Al llegar hasta Fátima, ella le volvió a engañar diciéndole que tuviese cuidado de no tropezar con una gran piedra del fondo. Diego intentaba caminar despacio para no caerse. Cuando llegó a su lado, ella le hundió la cabeza y se alejó chapoteando.

Diego se lanzó a por su amiga y consiguió cogerla por el tobillo. Se resistía y pataleaba, pero al final logró sujetarla y devolverle la aguadilla. Al sacar la cabeza, un destello metálico procedente de unos arbustos la puso en alerta. Le tapó la boca a Diego y señaló lo que estaba viendo. Él se volvió a mirar hacia aquel punto. Unas ramas de retama se movieron. Lo que lo originase se encontraba a cuatro o cinco varas de donde habían dejado la ropa. Podía ser un animal o tratarse de un hombre. No se veía con suficiente claridad. Con el único sonido del cauce de fondo, Fátima, cada vez más asustada, se pegó al cuerpo de Diego buscando su protección. Sin casi respirar, siguieron el rastro de aquellos movimientos a través de la espesura, hasta que averiguaron quién los producía. Un soldado pon turbante, espada en mano y coraza de cuero, apareció en la explanada.

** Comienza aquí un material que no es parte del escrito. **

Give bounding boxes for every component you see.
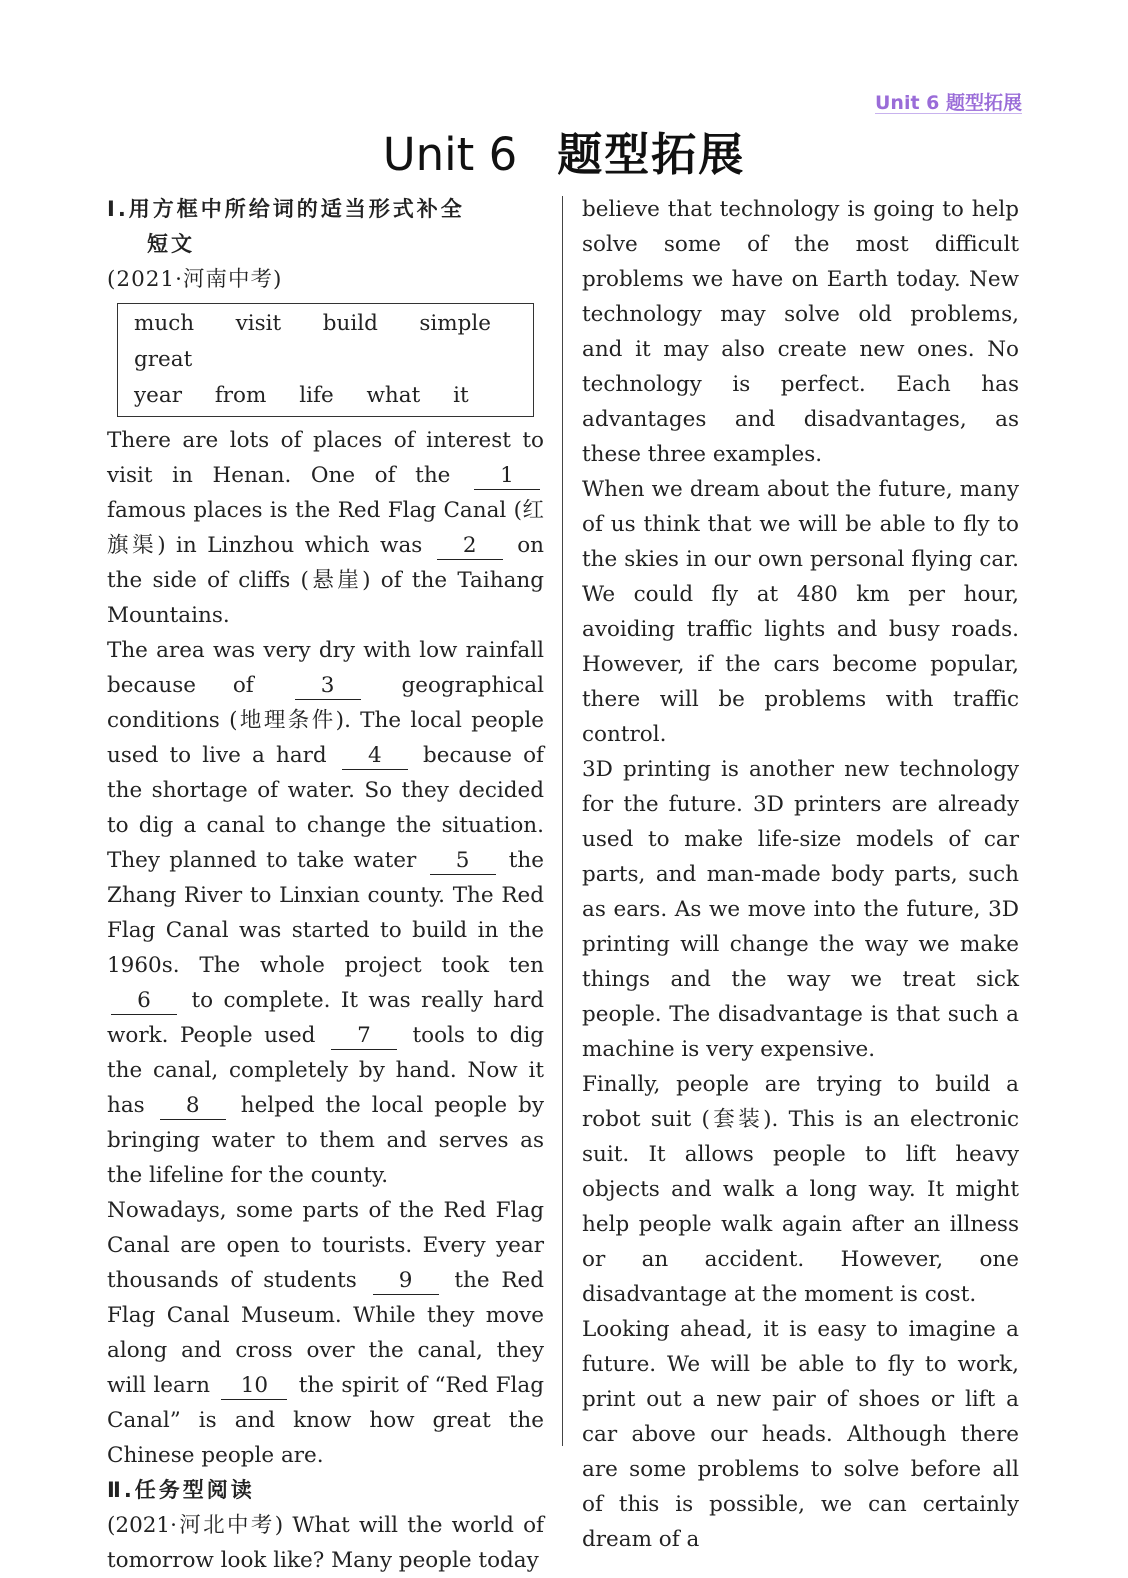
blank-9[interactable]: 9 bbox=[373, 1268, 439, 1295]
blank-2[interactable]: 2 bbox=[437, 533, 503, 560]
passage-text: tools to dig the canal, completely by hand. Now it has bbox=[107, 1023, 544, 1118]
blank-8[interactable]: 8 bbox=[160, 1093, 226, 1120]
word-item: year bbox=[134, 383, 182, 408]
word-item: from bbox=[214, 383, 267, 408]
passage-text: famous places is the Red Flag Canal (红旗渠) in Linzhou which was bbox=[107, 498, 544, 558]
passage-text: to complete. It was really hard work. People used bbox=[107, 988, 544, 1048]
section1-heading-line1: Ⅰ.用方框中所给词的适当形式补全 bbox=[107, 197, 465, 221]
word-box-row1 bbox=[134, 306, 517, 378]
passage-text: the spirit of “Red Flag Canal” is and know how great the Chinese people are. bbox=[107, 1373, 544, 1468]
blank-7[interactable]: 7 bbox=[331, 1023, 397, 1050]
right-column bbox=[582, 192, 1019, 1557]
blank-5[interactable]: 5 bbox=[430, 848, 496, 875]
passage-text: Nowadays, some parts of the Red Flag Canal are open to tourists. Every year thousands of students bbox=[107, 1198, 544, 1293]
passage2-intro-start bbox=[107, 1508, 544, 1578]
passage2-robot-suit: Finally, people are trying to build a robot suit (套装). This is an electronic suit. It allows people to lift heavy objects and walk a long way. It might help people walk again after an illness or an accident. However, one disadvantage at the moment is cost. bbox=[582, 1072, 1019, 1307]
passage-text: on the side of cliffs (悬崖) of the Taihang Mountains. bbox=[107, 533, 545, 628]
passage-text: There are lots of places of interest to visit in Henan. One of the bbox=[107, 428, 544, 488]
passage-text: the Red Flag Canal Museum. While they move along and cross over the canal, they will learn bbox=[107, 1268, 544, 1398]
title-unit: Unit 6 bbox=[382, 128, 518, 181]
running-head: Unit 6 题型拓展 bbox=[875, 92, 1022, 114]
blank-4[interactable]: 4 bbox=[342, 743, 408, 770]
passage-text: The area was very dry with low rainfall because of bbox=[107, 638, 544, 698]
passage1-paragraph2 bbox=[107, 633, 544, 1193]
word-item: simple bbox=[419, 311, 492, 336]
word-box-row2 bbox=[134, 378, 517, 414]
title-chinese: 题型拓展 bbox=[557, 128, 746, 181]
section1-heading-line2: 短文 bbox=[147, 232, 195, 256]
passage-text: helped the local people by bringing water to them and serves as the lifeline for the county. bbox=[107, 1093, 544, 1188]
section1-source: (2021·河南中考) bbox=[107, 267, 283, 292]
word-item: build bbox=[322, 311, 378, 336]
section2-heading: Ⅱ.任务型阅读 bbox=[107, 1478, 255, 1502]
passage2-3d-printing: 3D printing is another new technology for the future. 3D printers are already used to make life-size models of car parts, and man-made body parts, such as ears. As we move into the future, 3D printing will change the way we make things and the way we treat sick people. The disadvantage is that such a machine is very expensive. bbox=[582, 757, 1019, 1062]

Se acercó a los caballos y escudriñó después los alrededores en busca de sus propietarios. Por fortuna para ellos, no se le ocurrió mirar hacia el rio, aunque le hubiera costado localizarlos, pues tan sólo asomaban los ojos y la nariz. Comprobaron que estaba solo y esperaron sin moverse para ver qué pretendía hacer.

—Si nos ve nos matará. —Entre burbujas y voz queda, Fátima le transmitió su miedo.

Diego le tapó la boca y se abrazó aún más a ella. Sus cuerpos quedaron unidos por completo.

Cuando el soldado parecía empezar a relajarse, unas voces procedentes del interior del bosque le pusieron en alerta. Ocultó el rostro con su propio turbante, sacó una espada y tomó dirección hacia el lugar donde estaban Galib, Benazir y Kabirma.

—Tenemos que hacer algo —le susurró de nuevo Fátima.

—Observemos antes qué hace…

El sarraceno ascendió con precaución hasta llegar a un llano limitado al norte por un bosque cerrado. Agudizó el oído y volvió a escuchar las voces. Sus músculos se pusieron en tensión cuando comprobó que se trataba de cristianos. Inspeccionó el terreno hasta la linde de los primeros árboles y decidió ir por una zona de hierba donde se verían amortiguadas sus pisadas.

Haciendo uso de sus cinco sentidos, se adentró entre los árboles hasta llegar a los bordes de un pequeño claro; allí descubrió a dos hombres sentados de espaldas a él, y a una mujer. Guardó su espada y se agachó. Sacó una daga y reptó hasta quedarse a menos de veinte palmos de la nuca de Galib.